En second lieu, il a examiné si, à cette même date, l’objet de la proposition de loi respectait les conditions posées aux troisième et sixième alinéas de l’article 11 de la Constitution. Comme le rappelle la décision, le troisième alinéa de l’article 11 de la Constitution prévoit en particulier que « Le Président de la République, sur proposition du Gouvernement pendant la durée des sessions ou sur proposition conjointe des deux assemblées, publiées au Journal officiel, peut soumettre au référendum tout projet de loi portant sur l’organisation des pouvoirs publics, sur des réformes relatives à la politique économique, sociale ou environnementale de la nation et aux services publics qui y concourent, ou tendant à autoriser la ratification d’un traité qui, sans être contraire à la Constitution, aurait des incidences sur le fonctionnement des institutions ».

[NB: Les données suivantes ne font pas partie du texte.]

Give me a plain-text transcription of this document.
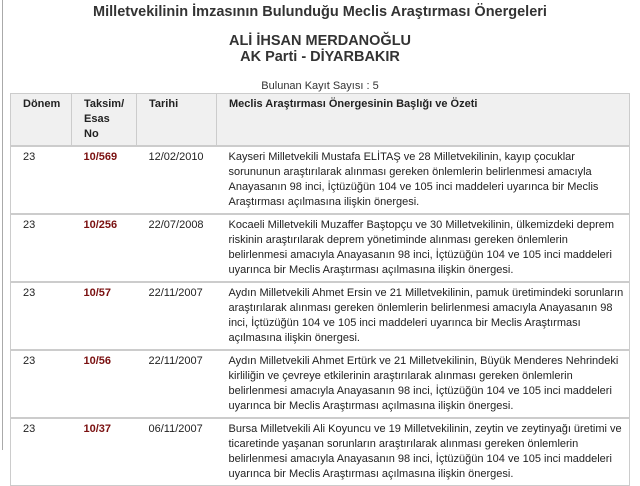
Milletvekilinin İmzasının Bulunduğu Meclis Araştırması Önergeleri
ALİ İHSAN MERDANOĞLU
AK Parti - DİYARBAKIR
Bulunan Kayıt Sayısı : 5
Dönem	Taksim/
Esas
No	Tarihi	Meclis Araştırması Önergesinin Başlığı ve Özeti
23	10/569	12/02/2010	Kayseri Milletvekili Mustafa ELİTAŞ ve 28 Milletvekilinin, kayıp çocuklar sorununun araştırılarak alınması gereken önlemlerin belirlenmesi amacıyla Anayasanın 98 inci, İçtüzüğün 104 ve 105 inci maddeleri uyarınca bir Meclis Araştırması açılmasına ilişkin önergesi.
23	10/256	22/07/2008	Kocaeli Milletvekili Muzaffer Baştopçu ve 30 Milletvekilinin, ülkemizdeki deprem riskinin araştırılarak deprem yönetiminde alınması gereken önlemlerin belirlenmesi amacıyla Anayasanın 98 inci, İçtüzüğün 104 ve 105 inci maddeleri uyarınca bir Meclis Araştırması açılmasına ilişkin önergesi.
23	10/57	22/11/2007	Aydın Milletvekili Ahmet Ersin ve 21 Milletvekilinin, pamuk üretimindeki sorunların araştırılarak alınması gereken önlemlerin belirlenmesi amacıyla Anayasanın 98 inci, İçtüzüğün 104 ve 105 inci maddeleri uyarınca bir Meclis Araştırması açılmasına ilişkin önergesi.
23	10/56	22/11/2007	Aydın Milletvekili Ahmet Ertürk ve 21 Milletvekilinin, Büyük Menderes Nehrindeki kirliliğin ve çevreye etkilerinin araştırılarak alınması gereken önlemlerin belirlenmesi amacıyla Anayasanın 98 inci, İçtüzüğün 104 ve 105 inci maddeleri uyarınca bir Meclis Araştırması açılmasına ilişkin önergesi.
23	10/37	06/11/2007	Bursa Milletvekili Ali Koyuncu ve 19 Milletvekilinin, zeytin ve zeytinyağı üretimi ve ticaretinde yaşanan sorunların araştırılarak alınması gereken önlemlerin belirlenmesi amacıyla Anayasanın 98 inci, İçtüzüğün 104 ve 105 inci maddeleri uyarınca bir Meclis Araştırması açılmasına ilişkin önergesi.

À cette aune, le Conseil constitutionnel avait déjà eu à se prononcer sur ce qu’est une « réforme » au sens de l’article 11 de la Constitution, à la lumière des travaux préparatoires de la loi constitutionnelle du 4 août 1995 qui est à l’origine de l’extension du champ de l’article 11 aux « réformes relatives à la politique économique ou sociale de la nation et aux services public qui y concourent ». Il avait ainsi considéré, dans sa décision du 9 mai 2019, que constituait une réforme de la politique économique de la nation une proposition qui visait à ériger en service public national l’exploitation d’Aéroports de Paris. En revanche, dans sa décision du 25 octobre 2022, il avait jugé que ne présentait pas ce caractère une proposition qui visait uniquement à abonder le budget de l’État en augmentant le niveau de l’imposition existante des bénéfices de certaines sociétés.
En l’espèce, le Conseil constitutionnel a constaté que l’article unique de la proposition de loi qui lui était soumise dispose que l’âge d’ouverture du droit à une pension de retraite mentionné au premier alinéa de l’article L. 351-1 du code de la sécurité sociale applicable aux assurés du régime général, à l’article L. 732 18 du code rural et de la pêche maritime applicable aux assurés du régime des personnes non salariées des professions agricoles, ainsi qu’au 1 ° du paragraphe I de l’article L. 24 et au 1 ° de l’article L. 25 du code des pensions civiles et militaires de retraite applicables aux fonctionnaires civils, ne peut être fixé au-delà de soixante-deux ans.
Or, ainsi que l’a relevé le Conseil, à la date à laquelle il a été saisi de cette proposition de loi, l’article L. 161-17-2 du code de la sécurité sociale fixe déjà l’âge d’ouverture du droit à une pension de retraite mentionné à ces mêmes dispositions à soixante-deux ans.
Ainsi, à la date d’enregistrement de la saisine, la proposition de loi visant à affirmer que l’âge légal de départ à la retraite ne peut être fixé au-delà de 62 ans n’emporte pas de changement de l’état du droit.
En outre, le législateur peut toujours modifier, compléter ou abroger des dispositions législatives antérieures, qu’elles résultent d’une loi votée par le Parlement ou d’une loi adoptée par voie de référendum. Ainsi, ni la circonstance que ses dispositions seraient adoptées par voie de référendum ni le fait qu’elles fixeraient un plafond contraignant pour le législateur ne permettent davantage de considérer que cette proposition de loi apporte un changement de l’état du droit.
Le Conseil constitutionnel en a déduit que, dès lors, elle ne porte donc pas, au sens de l’article 11 de la Constitution, sur une « réforme » relative à la politique sociale.
Après avoir constaté que la proposition de loi ne porte sur aucun des autres objets mentionnés au premier alinéa de l’article 11 de la Constitution, le Conseil constitutionnel juge donc qu’elle ne satisfait pas aux conditions fixées par le troisième alinéa de ce même article et le 2 ° de l’article 45-2 de l’ordonnance du 7 novembre 1958.